For an unaccompanied young woman to go motoring with a man she’s only just met, sans escort, would be unthinkable. Had she been English. Our courtship was handily expedited by her peasant background, and her family’s discovery that I stood to inherit my father’s industrial empire. That some of his factories make munitions seems to disturb only me.
“Go! Be young!” Her stout, muscular mother urged us. After a long, and at times subtly threatening discussion concerning when I was to return her, and in what condition. So, we went. And we were young. Still the highest point of my life, never more clear than when viewed from the lowest.
The motorbike is not yet commonplace enough that musicians should write songs glorifying the experience of tearing down a country road with a beautiful woman on the back, clinging to you. Hands wandering about your chest and stomach, under the pretext of securing a safer hold. Stops now chosen not just for the preponderance of trees, but picturesque views against which to admire Annika.
I thought I’d exhausted my tears the day I learned of her death. Drowned in a waterway when a bridge collapsed under her motor carriage. Of all the damnable things. She’d never learned to swim, understandably. That set me to agonizing over whether I could have saved her, had I only thought to take her swimming now and again. Or if I’d accompanied her that day.
A bystander was quick to retrieve her, but not quick enough. I met with the man once, only to assure him I placed no blame on his shoulders. I returned to drinking for a time. Not for too long, I am more disciplined than that. But I could scarcely function if sober. My limbs would not answer commands to move me from the bedroom to the kitchen, that I might eat. I did not bathe, nor read mail, nor leave the house.
Death is not felt discretely when that person is dearly beloved. By all who know her, not just myself. Ripples of grief spread out from the event, her poor mother wanting no part of a world without Annika living in it. A sentiment I deeply understand. Every day which passed after that felt wrong. As if I was being carried by the merciless currents of time into a future I refused to inhabit. “Until death do us part”, I once said. Taking for granted that we’d both go at once.
The usual words are spoken by the man of God. That she is with the heavenly father now. That what he gives to us is also his to take, and that it is not ours to understand why. Can this really be meant to comfort? What cosmic plan requires that my wife drown due to a collapsed bridge? My insides writhe for the remainder of his speech, but I remain silent.

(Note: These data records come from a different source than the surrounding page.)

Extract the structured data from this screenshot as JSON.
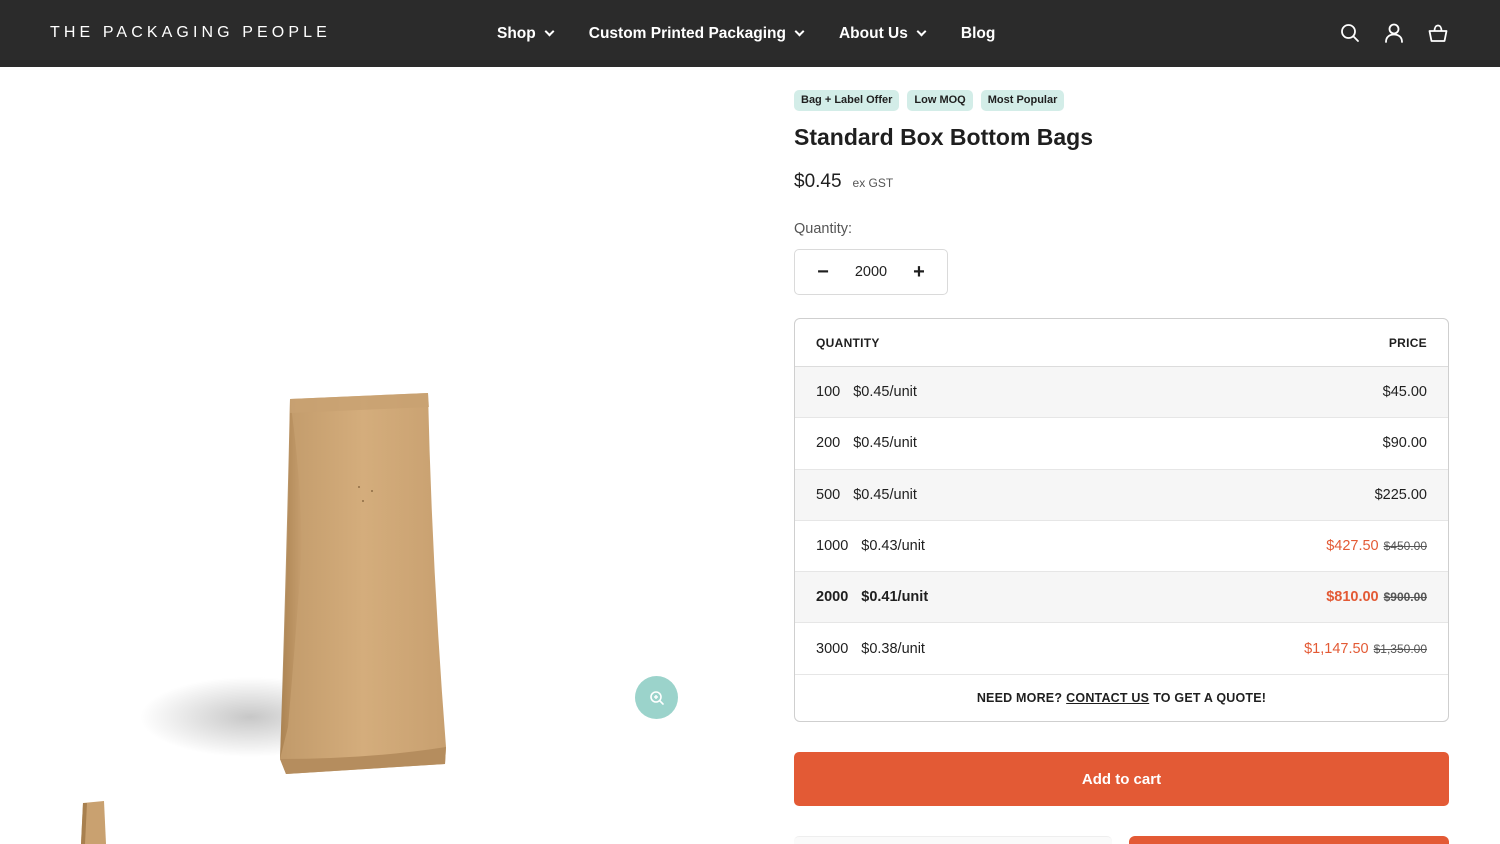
{
  "header": {
    "logo": "THE PACKAGING PEOPLE",
    "nav": [
      {
        "label": "Shop",
        "has_dropdown": true
      },
      {
        "label": "Custom Printed Packaging",
        "has_dropdown": true
      },
      {
        "label": "About Us",
        "has_dropdown": true
      },
      {
        "label": "Blog",
        "has_dropdown": false
      }
    ],
    "icons": [
      "search-icon",
      "account-icon",
      "cart-icon"
    ],
    "background": "#2b2b2b"
  },
  "product": {
    "badges": [
      "Bag + Label Offer",
      "Low MOQ",
      "Most Popular"
    ],
    "title": "Standard Box Bottom Bags",
    "price": "$0.45",
    "price_note": "ex GST",
    "quantity_label": "Quantity:",
    "quantity_value": "2000",
    "decrement": "−",
    "increment": "+"
  },
  "pricing_table": {
    "headers": {
      "quantity": "QUANTITY",
      "price": "PRICE"
    },
    "rows": [
      {
        "qty": "100",
        "unit": "$0.45/unit",
        "price": "$45.00",
        "old_price": ""
      },
      {
        "qty": "200",
        "unit": "$0.45/unit",
        "price": "$90.00",
        "old_price": ""
      },
      {
        "qty": "500",
        "unit": "$0.45/unit",
        "price": "$225.00",
        "old_price": ""
      },
      {
        "qty": "1000",
        "unit": "$0.43/unit",
        "price": "$427.50",
        "old_price": "$450.00"
      },
      {
        "qty": "2000",
        "unit": "$0.41/unit",
        "price": "$810.00",
        "old_price": "$900.00"
      },
      {
        "qty": "3000",
        "unit": "$0.38/unit",
        "price": "$1,147.50",
        "old_price": "$1,350.00"
      }
    ],
    "footer": {
      "before": "NEED MORE?",
      "link": "CONTACT US",
      "after": "TO GET A QUOTE!"
    }
  },
  "actions": {
    "add_to_cart": "Add to cart"
  },
  "colors": {
    "accent": "#e35a35",
    "badge_bg": "#d3ede8",
    "zoom_bg": "#9bd3cb"
  }
}
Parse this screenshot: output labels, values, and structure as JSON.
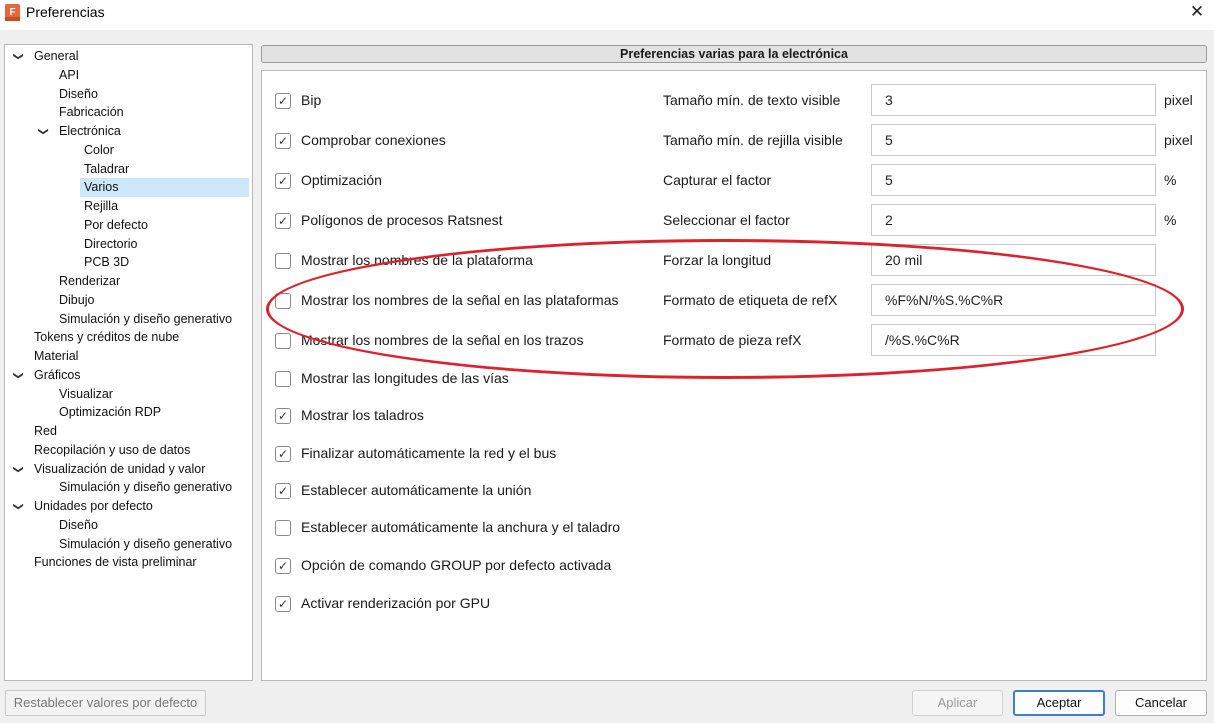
{
  "window": {
    "title": "Preferencias",
    "app_icon": "F",
    "close_symbol": "✕"
  },
  "tree": {
    "items": [
      {
        "label": "General",
        "expanded": true
      },
      {
        "label": "API"
      },
      {
        "label": "Diseño"
      },
      {
        "label": "Fabricación"
      },
      {
        "label": "Electrónica",
        "expanded": true
      },
      {
        "label": "Color"
      },
      {
        "label": "Taladrar"
      },
      {
        "label": "Varios",
        "selected": true
      },
      {
        "label": "Rejilla"
      },
      {
        "label": "Por defecto"
      },
      {
        "label": "Directorio"
      },
      {
        "label": "PCB 3D"
      },
      {
        "label": "Renderizar"
      },
      {
        "label": "Dibujo"
      },
      {
        "label": "Simulación y diseño generativo"
      },
      {
        "label": "Tokens y créditos de nube"
      },
      {
        "label": "Material"
      },
      {
        "label": "Gráficos",
        "expanded": true
      },
      {
        "label": "Visualizar"
      },
      {
        "label": "Optimización RDP"
      },
      {
        "label": "Red"
      },
      {
        "label": "Recopilación y uso de datos"
      },
      {
        "label": "Visualización de unidad y valor",
        "expanded": true
      },
      {
        "label": "Simulación y diseño generativo"
      },
      {
        "label": "Unidades por defecto",
        "expanded": true
      },
      {
        "label": "Diseño"
      },
      {
        "label": "Simulación y diseño generativo"
      },
      {
        "label": "Funciones de vista preliminar"
      }
    ]
  },
  "section": {
    "title": "Preferencias varias para la electrónica"
  },
  "checkboxes": [
    {
      "label": "Bip",
      "checked": true
    },
    {
      "label": "Comprobar conexiones",
      "checked": true
    },
    {
      "label": "Optimización",
      "checked": true
    },
    {
      "label": "Polígonos de procesos Ratsnest",
      "checked": true
    },
    {
      "label": "Mostrar los nombres de la plataforma",
      "checked": false
    },
    {
      "label": "Mostrar los nombres de la señal en las plataformas",
      "checked": false
    },
    {
      "label": "Mostrar los nombres de la señal en los trazos",
      "checked": false
    },
    {
      "label": "Mostrar las longitudes de las vías",
      "checked": false
    },
    {
      "label": "Mostrar los taladros",
      "checked": true
    },
    {
      "label": "Finalizar automáticamente la red y el bus",
      "checked": true
    },
    {
      "label": "Establecer automáticamente la unión",
      "checked": true
    },
    {
      "label": "Establecer automáticamente la anchura y el taladro",
      "checked": false
    },
    {
      "label": "Opción de comando GROUP por defecto activada",
      "checked": true
    },
    {
      "label": "Activar renderización por GPU",
      "checked": true
    }
  ],
  "fields": [
    {
      "label": "Tamaño mín. de texto visible",
      "value": "3",
      "unit": "pixel"
    },
    {
      "label": "Tamaño mín. de rejilla visible",
      "value": "5",
      "unit": "pixel"
    },
    {
      "label": "Capturar el factor",
      "value": "5",
      "unit": "%"
    },
    {
      "label": "Seleccionar el factor",
      "value": "2",
      "unit": "%"
    },
    {
      "label": "Forzar la longitud",
      "value": "20 mil",
      "unit": ""
    },
    {
      "label": "Formato de etiqueta de refX",
      "value": "%F%N/%S.%C%R",
      "unit": ""
    },
    {
      "label": "Formato de pieza refX",
      "value": "/%S.%C%R",
      "unit": ""
    }
  ],
  "buttons": {
    "reset": "Restablecer valores por defecto",
    "apply": "Aplicar",
    "accept": "Aceptar",
    "cancel": "Cancelar"
  },
  "colors": {
    "highlight": "#e0202b",
    "selection": "#cde8fb",
    "primary_border": "#3c7fd0"
  },
  "icons": {
    "check": "check-icon",
    "chevron": "chevron-down-icon",
    "close": "close-icon"
  }
}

The casket is lowered, ever so slowly, into the grave. The cold, wet Earth swallowing up the only source of warmth and beauty in this world, so far as my heart will acknowledge. A young man hops gingerly into the grave, to check the bell mechanism. All present know it is a futile gesture. He lingers, fiddling with some unseen task, then climbs out.
“All great works of literature written in the Queen’s tongue consist of just twenty six letters. Sufficient, even so, to capture the greatest heights of beauty and the darkest depths of human despair. But I defy the masters of that craft to capture the smallest fragment of my sorrow today. For me, the world burned on the day I learned of my darling’s….”
I choked up. Some part of me still refused to say aloud that she was gone. I scanned the faces of those present. All but the children shared in my pain. Blessed, enviable children, who do not yet know what death is. I composed myself, as much as I could in such a state.